Tom Gauterin and Tom Barber

Berkeley Law

21 August 2015

In the UK government’s recent “summer budget” that was announced after the May general election, a number of changes affecting non-domiciled individuals and overseas owners of UK residential property were reveraled. In this article, Tom Gauterin, solicitor and chartered tax advisor, and Tom Barber, solicitor at London-based , examine the issues.

The views of the authors are not necessarily shared by this publication’s editors and they welcome readers to respond with their own insights and opinions.

It seems like a long time since the general election, where the focus of many of the UK’s high net worth home owners was on Labour’s promises to introduce a mansion tax and to scrap the non-dom status.

There was little discussion at the time about what measures a Conservative government might introduce so George Osborne took some by surprise in his recent budget by announcing reforms to the taxation of UK resident but non-domiciled individuals (RNDs) and overseas owners of UK residential property through the proposal of two measures due to take effect on 6 April 2017.

The first measure proposed says that after being UK resident for 15 tax years, resident non-doms will be treated as UK “deemed domiciled” for all three major taxes – income tax, capital gains tax and inheritance tax. After this deadline, their entire worldwide estates are subject to inheritance tax and the remittance basis of taxation will no longer be available for non-UK income and gains.

This still allows a significant period of time during which non-UK assets can be shielded from UK tax. However the importance of good planning will increase. For example, the 15-year period can also be restarted if the resident non-dom spends five years living outside the UK.  

The second measure says that UK residential property will now be subject to inheritance tax no matter how it is owned. The rule will affect many of those who hold properties indirectly, for example via a company.  These means a £5 million flat in Eaton Square, for example, will now be subject to IHT of up to £2 million.

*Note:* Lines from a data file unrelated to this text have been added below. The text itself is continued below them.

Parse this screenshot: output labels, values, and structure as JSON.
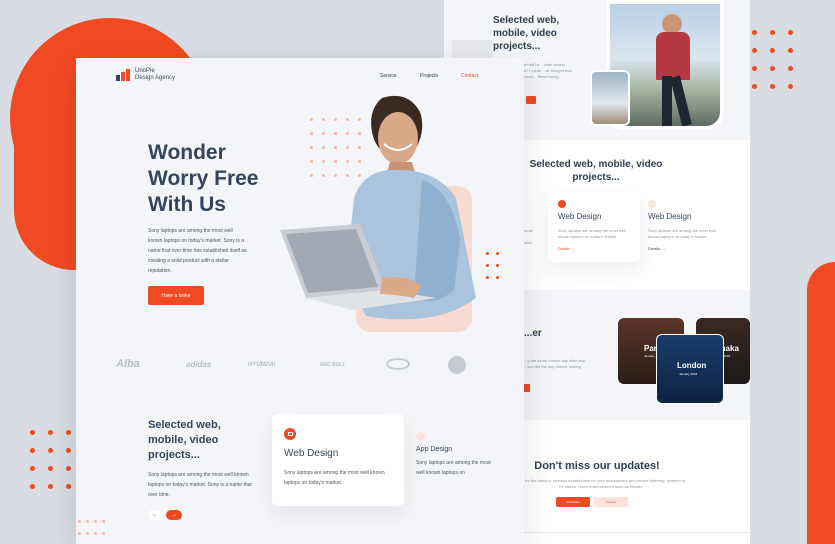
{
  "back_page": {
    "header_title": "Selected web, mobile, video projects...",
    "header_text": "...s we will be ...rther twenty years? I mean ...ar thought that you could ...ffered today.",
    "section_title": "Selected web, mobile, video projects...",
    "card1": {
      "title": "Web Design",
      "text": "Sony laptops are among the most well known laptops on today's market.",
      "link": "Details →"
    },
    "card2": {
      "title": "Web Design",
      "text": "Sony laptops are among the most well known laptops on today's market.",
      "link": "Details →"
    },
    "left_card_text": "...re most well ...market.",
    "travel_title": "...er",
    "travel_text": "...g the same routine day after day, ...you did the day before, having",
    "cities": [
      {
        "name": "Par...",
        "date": "January ..."
      },
      {
        "name": "London",
        "date": "January 2018"
      },
      {
        "name": "...haka",
        "date": "...ober 2018"
      }
    ],
    "updates_title": "Don't miss our updates!",
    "updates_text": "...ay for the latest in wireless headphones for your employment and private listening, whether to TV stereo, home entertainment such as theater.",
    "subscribe_label": "Subscribe",
    "contact_label": "Contact"
  },
  "front_page": {
    "brand_name": "UnoPie",
    "brand_sub": "Design Agency",
    "nav": [
      "Service",
      "Projects",
      "Contact"
    ],
    "hero_title_lines": [
      "Wonder",
      "Worry Free",
      "With Us"
    ],
    "hero_text": "Sony laptops are among the most well known laptops on today's market. Sony is a name that over time has established itself as creating a solid product with a stellar reputation.",
    "hero_button": "Have a looke",
    "partner_logos": [
      "Alba",
      "adidas",
      "HYUNDAI",
      "RED BULL",
      "logo",
      "logo"
    ],
    "projects_title": "Selected web, mobile, video projects...",
    "projects_text": "Sony laptops are among the most well known laptops on today's market. Sony is a name that over time.",
    "card_web": {
      "title": "Web Design",
      "text": "Sony laptops are among the most well known laptops on today's market."
    },
    "card_app": {
      "title": "App Design",
      "text": "Sony laptops are among the most well known laptops on"
    },
    "prev_label": "←",
    "next_label": "→"
  },
  "colors": {
    "accent": "#f04a22",
    "navy": "#34465f",
    "pale": "#f7dbd2"
  }
}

Fortunately, these proposals are not the wholesale change in tax rules that the Labour party had proposed before the last general election but instead continue a pattern of incremental tax changes. Individuals affected by these changes have until 6 April 2017 to plan and the government has to consult on the detail of how the proposals will be implemented.

However, the changes are likely to affect a significant number of the residents and properties in the UK’s most desirable areas, whether they are full time residents, second home owners or properties held by investors.  For some, living in the UK will become more expensive and the potential costs of owning UK residential property continue to rise.

Resident non-doms and non-resident owners of residential property should prioritise a review of their affairs and seek tax advice so they are best positioned to make changes, if necessary, once the detail of these proposals becomes clearer. These rules make clear that you should review any tax advice you rely on regularly. Advice given only two or three years ago may now be very out of date.